Maybe you, like me, have a lot of time on your hands lately? I have an excellent suggestion for you!
I’ve been scanning everything that will pass through the scanner (yes, and a couple of things that shouldn’t have been attempted). Last night, while hunting for some fun photos to share with you today, I came across a letter that wiped the floor with me. It evoked intense joy and brought me to tears (yes, more than once). Here’s the surprising part:
I wrote it.
Not until this morning did I recall the full circumstances behind why I wrote a six-page letter, kept a copy, and forgot about it for 20 years.
The back story:
Many times over the years my mother recounted my father once writing a discontented letter to his parents, something about them favoring his brother over him.

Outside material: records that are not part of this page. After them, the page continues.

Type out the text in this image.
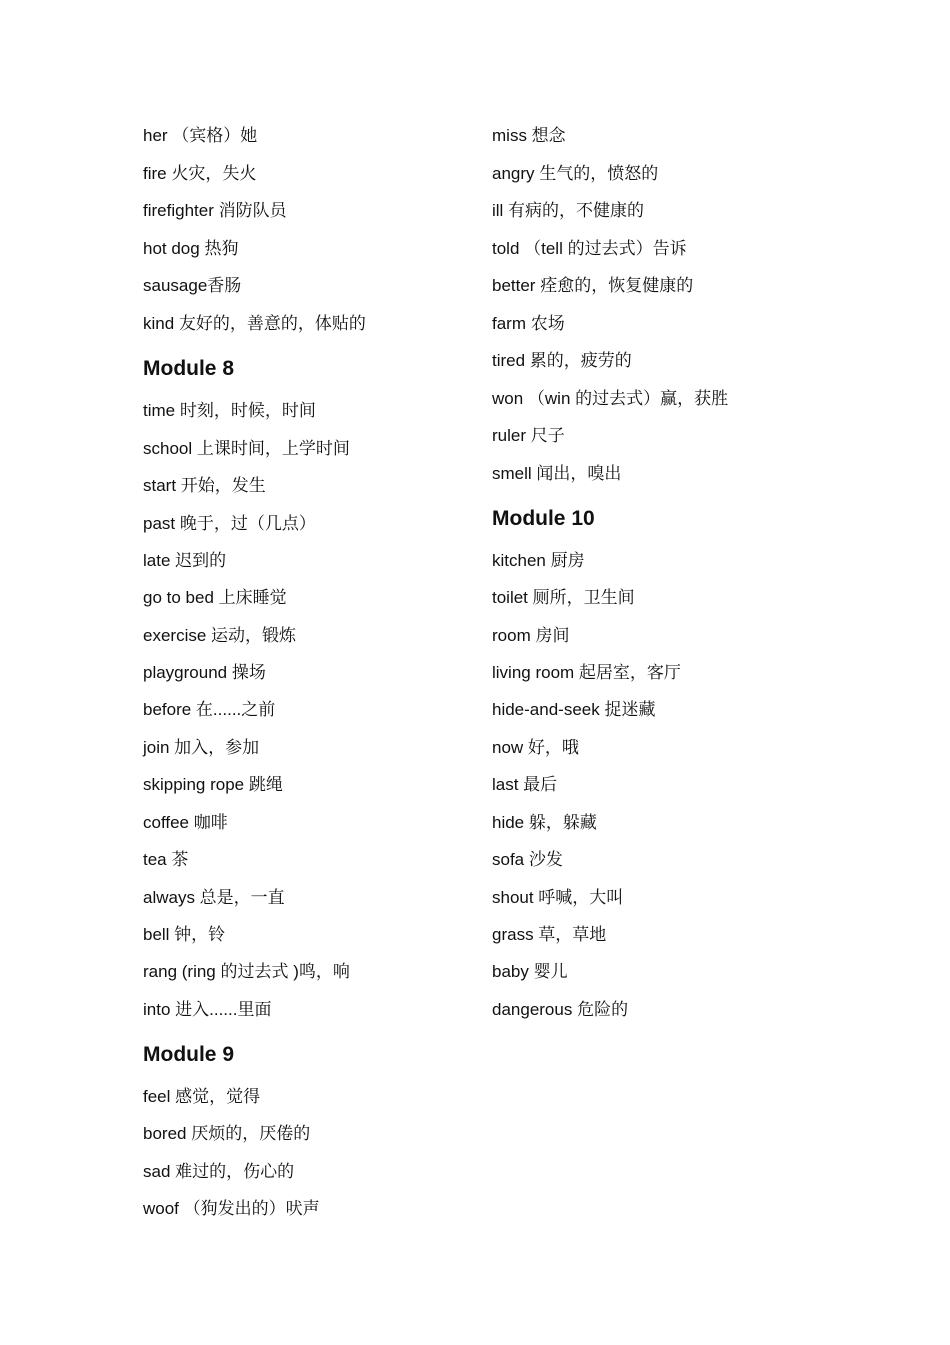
her （宾格）她
fire 火灾，失火
firefighter 消防队员
hot dog 热狗
sausage香肠
kind 友好的，善意的，体贴的
Module 8
time 时刻，时候，时间
school 上课时间，上学时间
start 开始，发生
past 晚于，过（几点）
late 迟到的
go to bed 上床睡觉
exercise 运动，锻炼
playground 操场
before 在......之前
join 加入，参加
skipping rope 跳绳
coffee 咖啡
tea 茶
always 总是，一直
bell 钟，铃
rang (ring 的过去式 )鸣，响
into 进入......里面
Module 9
feel 感觉，觉得
bored 厌烦的，厌倦的
sad 难过的，伤心的
woof （狗发出的）吠声
miss 想念
angry 生气的，愤怒的
ill 有病的，不健康的
told （tell 的过去式）告诉
better 痊愈的，恢复健康的
farm 农场
tired 累的，疲劳的
won （win 的过去式）赢，获胜
ruler 尺子
smell 闻出，嗅出
Module 10
kitchen 厨房
toilet 厕所，卫生间
room 房间
living room 起居室，客厅
hide-and-seek 捉迷藏
now 好，哦
last 最后
hide 躲，躲藏
sofa 沙发
shout 呼喊，大叫
grass 草，草地
baby 婴儿
dangerous 危险的
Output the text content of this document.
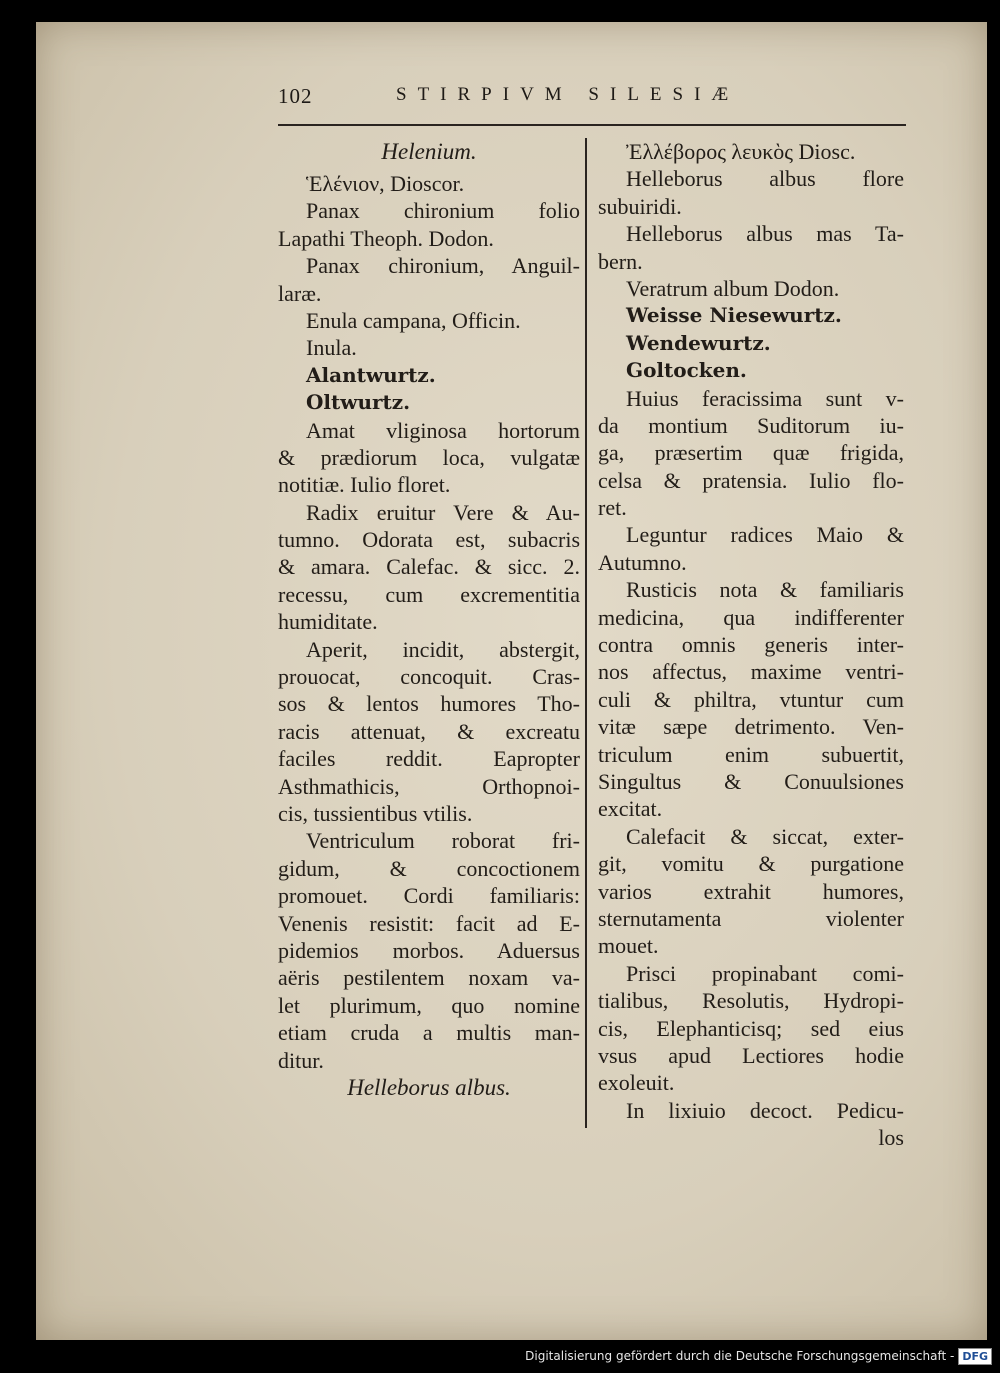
102	STIRPIVM SILESIÆ
Helenium.
Ἑλένιον, Dioscor.
Panax chironium folio
Lapathi Theoph. Dodon.
Panax chironium, Anguil-
laræ.
Enula campana, Officin.
Inula.
Alantwurtz.
Oltwurtz.
Amat vliginosa hortorum
& prædiorum loca, vulgatæ
notitiæ. Iulio floret.
Radix eruitur Vere & Au-
tumno. Odorata est, subacris
& amara. Calefac. & sicc. 2.
recessu, cum excrementitia
humiditate.
Aperit, incidit, abstergit,
prouocat, concoquit. Cras-
sos & lentos humores Tho-
racis attenuat, & excreatu
faciles reddit. Eapropter
Asthmathicis, Orthopnoi-
cis, tussientibus vtilis.
Ventriculum roborat fri-
gidum, & concoctionem
promouet. Cordi familiaris:
Venenis resistit: facit ad E-
pidemios morbos. Aduersus
aëris pestilentem noxam va-
let plurimum, quo nomine
etiam cruda a multis man-
ditur.
Helleborus albus.
Ἐλλέβορος λευκὸς Diosc.
Helleborus albus flore
subuiridi.
Helleborus albus mas Ta-
bern.
Veratrum album Dodon.
Weisse Niesewurtz.
Wendewurtz.
Goltocken.
Huius feracissima sunt v-
da montium Suditorum iu-
ga, præsertim quæ frigida,
celsa & pratensia. Iulio flo-
ret.
Leguntur radices Maio &
Autumno.
Rusticis nota & familiaris
medicina, qua indifferenter
contra omnis generis inter-
nos affectus, maxime ventri-
culi & philtra, vtuntur cum
vitæ sæpe detrimento. Ven-
triculum enim subuertit,
Singultus & Conuulsiones
excitat.
Calefacit & siccat, exter-
git, vomitu & purgatione
varios extrahit humores,
sternutamenta violenter
mouet.
Prisci propinabant comi-
tialibus, Resolutis, Hydropi-
cis, Elephanticisq; sed eius
vsus apud Lectiores hodie
exoleuit.
In lixiuio decoct. Pedicu-
los
Digitalisierung gefördert durch die Deutsche Forschungsgemeinschaft - DFG
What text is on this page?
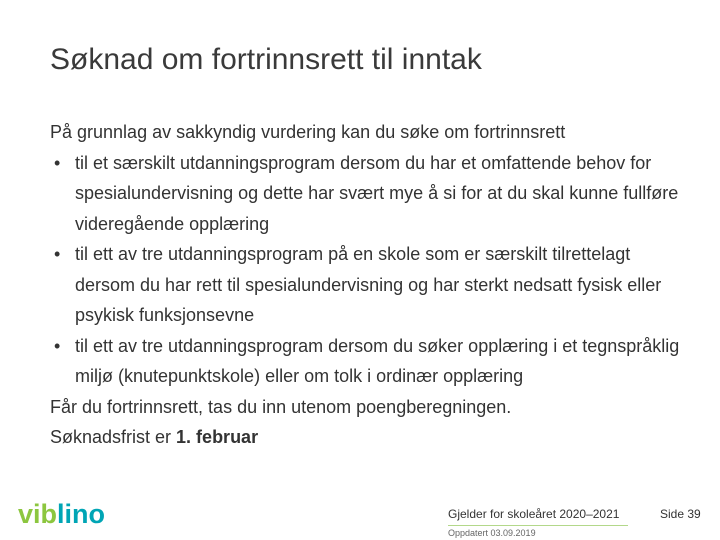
Søknad om fortrinnsrett til inntak

På grunnlag av sakkyndig vurdering kan du søke om fortrinnsrett

• til et særskilt utdanningsprogram dersom du har et omfattende behov for spesialundervisning og dette har svært mye å si for at du skal kunne fullføre videregående opplæring
• til ett av tre utdanningsprogram på en skole som er særskilt tilrettelagt dersom du har rett til spesialundervisning og har sterkt nedsatt fysisk eller psykisk funksjonsevne
• til ett av tre utdanningsprogram dersom du søker opplæring i et tegnspråklig miljø (knutepunktskole) eller om tolk i ordinær opplæring

Får du fortrinnsrett, tas du inn utenom poengberegningen.

Søknadsfrist er 1. februar

viblino	Gjelder for skoleåret 2020–2021
Oppdatert 03.09.2019
Side 39
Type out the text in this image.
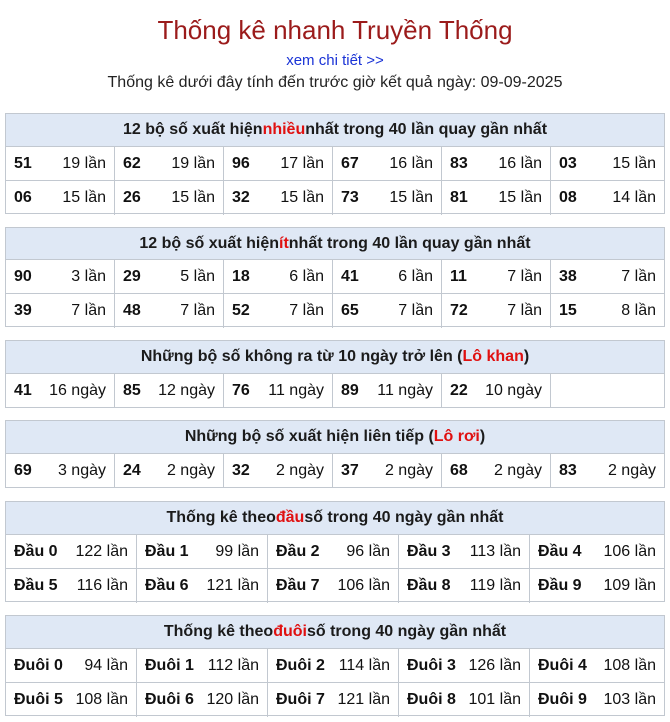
Thống kê nhanh Truyền Thống
xem chi tiết >>
Thống kê dưới đây tính đến trước giờ kết quả ngày: 09-09-2025
12 bộ số xuất hiện nhiều nhất trong 40 lần quay gần nhất
51 19 lần 62 19 lần 96 17 lần 67 16 lần 83 16 lần 03 15 lần
06 15 lần 26 15 lần 32 15 lần 73 15 lần 81 15 lần 08 14 lần
12 bộ số xuất hiện ít nhất trong 40 lần quay gần nhất
90 3 lần 29 5 lần 18 6 lần 41 6 lần 11	7 lần 38	7 lần
39 7 lần 48 7 lần 52 7 lần 65 7 lần 72 7 lần 15	8 lần
Những bộ số không ra từ 10 ngày trở lên ( Lô khan )
41 16 ngày 85 12 ngày 76 11 ngày 89 11 ngày 22 10 ngày
Những bộ số xuất hiện liên tiếp ( Lô rơi )
69 3 ngày 24 2 ngày 32 2 ngày 37 2 ngày 68 2 ngày 83 2 ngày
Thống kê theo đầu số trong 40 ngày gần nhất
Đầu 0 122 lần Đầu 1 99 lần Đầu 2 96 lần Đầu 3 113 lần Đầu 4 106 lần
Đầu 5 116 lần Đầu 6 121 lần Đầu 7 106 lần Đầu 8 119 lần Đầu 9 109 lần
Thống kê theo đuôi số trong 40 ngày gần nhất
Đuôi 0 94 lần Đuôi 1 112 lần Đuôi 2 114 lần Đuôi 3 126 lần Đuôi 4 108 lần
Đuôi 5 108 lần Đuôi 6 120 lần Đuôi 7 121 lần Đuôi 8 101 lần Đuôi 9 103 lần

The message from my mother essentially boiled down to, “Don’t be like your father.”
In 2002, my father’s father (yes, my grandfather, but please note this is the same person to whom my father wrote his letter), a formerly upbeat, socially active man who grew progressively more depressed and hermetic in the years following his wife’s passing, seemed prepared to die. Having already burned all the photos in the house, given away everything he didn’t intend to use again, abandoned all his hobbies, and written his will, he withdrew to the room furthest from the street outside his house — away from doors, neighbors, or a view — and spent all day, every day avoiding interaction.
Other than becoming a voracious reader of everything he could get his hands on (previously, only mysteries and thrillers; but the last book he passed me was a Maeve Binchy novel called Evening Class which definitely didn’t have any murders or assassins in it), he minimized everything: wardrobe, diet, haircuts. He tried to turn off his phone completely, insisting he had no need for long-distance service and wouldn’t pay for even the base rate, but somebody, somewhere required he keep a phone that could only dial out 9-1-1 in the event of an emergency.
In order to arrange a visit to him (a seven hour drive), I had to write a letter in advance, tell him the date I’d be arriving, hope it arrived before me and that he would be home on the day I randomly picked, and show up exactly on time. That started us (mostly me) writing letters, and thinking on my father’s letter prompted me to do the opposite; I wrote my grandfather (and my deceased grandmother) a letter of gratitude. That’s my advice to you:
Write a letter!
Identify that person you know you should thank before it’s too late for you or them, or an old friend or relative you want to get back in touch with, or make amends with, or even someone you know who is lonely, then DO it. Don’t call. Don’t text. Don’t e-mail. Put a well-written, thoughtful, intentional, tangible letter in the mail (and keep your own copy).
The point is: using your time today to say something meaningful to someone who means something to you will redeem your quarantined day, they will be strongly impacted (I promise; however, do not expect a response), and when you come across your letter in 20 years, you get to experience the same joy in re-reading it that I had with mine.
Go! Do it! What are you waiting for?
4 thoughts on “Dear So-and-so”
This makes me want to see the other end of it. To see your grandfather go to the mailbox and pull out the letter. Where did he sit down to read it? What did he do for the rest of the day after reading it? Did he begin to prepare for your arrival? Did he eat lunch?
He probably sat down somewhere with a lot of reading light. I think he was 86 at the time. And he probably ate lunch. He always really liked lunch.